Here is my input, 413 bytes of it:
{
LDB_run_internal_self_tests := false;
-- LDB_run_internal_self_tests := true;
};
create table not null orders
(
onum int pkey,
oname varchar(30),
cnum int
);
select onum, count(oname) as nn
from orders
where onum = 23
group by onum
having count(oname) = 999
;
select onum, count(oname) as nn
from orders
where onum = 123
group by onum
having count(oname) = 888
;
Attached is an image of the profiler's output. The top graph I guess is the allocation nursery, and you can see what appeared to be five garbage collections in just that. I don't know what the bottom graph is but it's going to 48 meg.
Below that are the number of allocations from antlr, I have no idea how it's possible it could be doing this much.
A while back I did some profiling with the Python output, and tentatively concluded that the slowdown was something to do with the number of objects allocated, which makes sense because Python uses a skanky expensive reference counting GC and a fallback mark-sweep if necessary for cycles, whereas Java and C# seem to have much more efficient generational collectors.
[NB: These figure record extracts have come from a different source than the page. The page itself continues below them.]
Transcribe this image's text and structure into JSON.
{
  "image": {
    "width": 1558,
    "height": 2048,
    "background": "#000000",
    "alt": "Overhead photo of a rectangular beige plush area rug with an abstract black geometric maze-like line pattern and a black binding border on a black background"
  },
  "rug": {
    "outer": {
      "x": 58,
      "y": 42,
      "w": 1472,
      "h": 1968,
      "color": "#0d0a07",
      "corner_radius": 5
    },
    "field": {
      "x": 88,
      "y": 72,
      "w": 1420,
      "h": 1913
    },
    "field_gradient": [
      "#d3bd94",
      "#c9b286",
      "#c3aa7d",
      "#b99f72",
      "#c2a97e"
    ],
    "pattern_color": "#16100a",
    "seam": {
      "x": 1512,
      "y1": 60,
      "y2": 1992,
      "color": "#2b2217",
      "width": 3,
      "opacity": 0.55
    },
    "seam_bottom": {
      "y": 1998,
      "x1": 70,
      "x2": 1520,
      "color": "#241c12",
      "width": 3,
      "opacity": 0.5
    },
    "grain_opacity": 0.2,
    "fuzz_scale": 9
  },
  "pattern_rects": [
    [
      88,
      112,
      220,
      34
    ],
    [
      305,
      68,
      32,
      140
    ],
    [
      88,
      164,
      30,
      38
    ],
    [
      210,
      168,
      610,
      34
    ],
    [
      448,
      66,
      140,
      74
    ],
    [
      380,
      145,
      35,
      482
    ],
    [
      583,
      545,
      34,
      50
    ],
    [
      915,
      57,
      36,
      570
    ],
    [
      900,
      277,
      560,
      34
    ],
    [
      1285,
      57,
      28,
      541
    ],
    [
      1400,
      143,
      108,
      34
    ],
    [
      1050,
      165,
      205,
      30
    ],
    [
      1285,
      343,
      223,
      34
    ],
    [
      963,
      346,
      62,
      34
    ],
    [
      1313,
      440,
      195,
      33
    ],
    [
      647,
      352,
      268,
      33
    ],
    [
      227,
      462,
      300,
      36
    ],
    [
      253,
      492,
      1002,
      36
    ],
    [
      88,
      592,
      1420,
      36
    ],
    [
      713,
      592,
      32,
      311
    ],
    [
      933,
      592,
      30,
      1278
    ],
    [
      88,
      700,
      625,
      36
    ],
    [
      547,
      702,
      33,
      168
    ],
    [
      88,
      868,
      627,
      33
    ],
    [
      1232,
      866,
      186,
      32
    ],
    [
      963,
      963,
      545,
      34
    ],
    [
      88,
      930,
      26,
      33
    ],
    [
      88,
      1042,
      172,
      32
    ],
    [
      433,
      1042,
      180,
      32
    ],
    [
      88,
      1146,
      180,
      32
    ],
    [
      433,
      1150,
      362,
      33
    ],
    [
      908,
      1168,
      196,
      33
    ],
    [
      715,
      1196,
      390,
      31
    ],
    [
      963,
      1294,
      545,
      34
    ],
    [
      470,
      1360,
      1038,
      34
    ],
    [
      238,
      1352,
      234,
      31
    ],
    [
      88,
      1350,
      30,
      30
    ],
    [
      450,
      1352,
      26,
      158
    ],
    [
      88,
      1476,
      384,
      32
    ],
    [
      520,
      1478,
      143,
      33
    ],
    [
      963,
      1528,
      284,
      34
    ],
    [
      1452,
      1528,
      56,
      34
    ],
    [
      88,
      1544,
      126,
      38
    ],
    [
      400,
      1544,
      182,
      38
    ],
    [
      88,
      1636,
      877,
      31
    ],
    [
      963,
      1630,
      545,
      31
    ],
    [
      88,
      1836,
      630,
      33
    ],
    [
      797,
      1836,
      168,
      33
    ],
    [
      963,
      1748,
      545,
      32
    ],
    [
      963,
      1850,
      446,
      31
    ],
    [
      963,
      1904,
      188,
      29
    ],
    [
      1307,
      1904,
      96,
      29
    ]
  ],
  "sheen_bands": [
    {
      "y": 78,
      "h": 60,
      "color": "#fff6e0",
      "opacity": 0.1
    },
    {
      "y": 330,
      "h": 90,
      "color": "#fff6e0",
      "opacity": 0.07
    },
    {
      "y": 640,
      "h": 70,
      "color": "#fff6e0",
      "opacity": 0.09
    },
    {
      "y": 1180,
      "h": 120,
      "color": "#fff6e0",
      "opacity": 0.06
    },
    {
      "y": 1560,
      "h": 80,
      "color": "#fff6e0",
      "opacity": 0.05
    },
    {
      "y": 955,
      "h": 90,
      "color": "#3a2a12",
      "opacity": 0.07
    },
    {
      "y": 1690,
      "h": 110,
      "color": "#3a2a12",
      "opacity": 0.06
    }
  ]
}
I don't have time to dig into this, but I would like other people's opinion. Can anyone reproduce this?
Please note that the stuff I'm parsing actually produces an AST inside and a few other bits and pieces, but if you look at the breakdown in the attached image, you'll see that it really is utterly overwhelmed by antler-related objects.
Keep in mind I may be doing something wrong, but given that, any thoughts?